Durante un meeting virtuale del World Economic Forum (Wef), l’amministratore delegato del Fondo monetario internazionale (FMI), Kristalina Georgieva, ha annunciato la svolta: «Ora è il momento di porre fine ai sussidi per i combustibili fossili e creare un’economia più verde e più equa per il futuro».


La Georgieva lo ha dichiarato in occasione del lancio del “Great Reset”, l’iniziativa globale del Wef per costruire un mondo migliore dopo la pandemia di Covid-19, mettendo così tutto il peso dell’FMI sull’accelerazione del passaggio dai combustibili fossili alla green economy.

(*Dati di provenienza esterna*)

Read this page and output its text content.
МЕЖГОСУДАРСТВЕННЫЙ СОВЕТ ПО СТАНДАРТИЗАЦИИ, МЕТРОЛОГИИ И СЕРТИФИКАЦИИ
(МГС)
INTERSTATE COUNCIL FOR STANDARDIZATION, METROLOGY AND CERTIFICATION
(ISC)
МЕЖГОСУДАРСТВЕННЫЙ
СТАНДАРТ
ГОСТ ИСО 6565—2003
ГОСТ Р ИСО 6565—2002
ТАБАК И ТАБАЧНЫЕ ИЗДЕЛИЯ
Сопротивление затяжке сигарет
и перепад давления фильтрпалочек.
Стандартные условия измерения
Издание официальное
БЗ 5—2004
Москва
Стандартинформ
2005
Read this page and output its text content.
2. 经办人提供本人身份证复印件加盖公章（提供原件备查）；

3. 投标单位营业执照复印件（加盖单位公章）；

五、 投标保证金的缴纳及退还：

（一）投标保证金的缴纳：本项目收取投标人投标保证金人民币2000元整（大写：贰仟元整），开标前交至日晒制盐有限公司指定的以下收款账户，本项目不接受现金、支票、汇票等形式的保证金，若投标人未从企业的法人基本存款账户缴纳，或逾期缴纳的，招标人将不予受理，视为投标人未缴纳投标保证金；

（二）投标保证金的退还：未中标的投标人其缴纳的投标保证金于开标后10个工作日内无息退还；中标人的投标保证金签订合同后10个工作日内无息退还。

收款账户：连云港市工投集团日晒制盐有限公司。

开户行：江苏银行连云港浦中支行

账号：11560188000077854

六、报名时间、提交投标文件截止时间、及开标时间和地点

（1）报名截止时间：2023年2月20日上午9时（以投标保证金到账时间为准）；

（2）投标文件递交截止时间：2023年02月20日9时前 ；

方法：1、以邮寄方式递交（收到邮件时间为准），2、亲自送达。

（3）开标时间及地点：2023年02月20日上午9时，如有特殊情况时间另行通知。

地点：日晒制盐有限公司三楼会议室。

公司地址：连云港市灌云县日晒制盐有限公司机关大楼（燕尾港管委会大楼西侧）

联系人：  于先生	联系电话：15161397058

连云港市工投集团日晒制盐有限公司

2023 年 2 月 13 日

La Georgieva ha sottolineato che «ora dobbiamo fare un passo avanti, usare tutta la forza che abbiamo, che nel caso del FMI ammonta a 1 trilione di dollari per garantire che la storia parli di una grande ripresa e non di un grande rovesciamento. Questo significa mettere in atto i giusti investimenti e incentivi e rompere con quelli insostenibili. Sono particolarmente desiderosa di sfruttare i bassi prezzi del petrolio per eliminare i sussidi dannosi».


Il documento “Global Fossil Fuel Subsidies Remain Large: An Update Based on Country-Level Estimates” pubblicato dall’FMI nel 2019 ha stimato sussidi annuali globali per combustibili fossili in 5,2 trilioni di dollari nel 2017, ovvero il 6,5% dell’economia globale, illustrando l’entità della sfida. Secondo il sesto dossier “Stop sussidi alle fonti fossili – Stato dei sussidi e dei finanziamenti diretti e indiretti, al settore Oil&Gas” presentato a fine marzo 2019 da Legambiente, sono invece «circa 18,8 i miliardi di euro che sono arrivati in un anno in Italia al settore delle fonti fossili, tra sussidi diretti e indiretti al consumo o alla produzione di idrocarburi».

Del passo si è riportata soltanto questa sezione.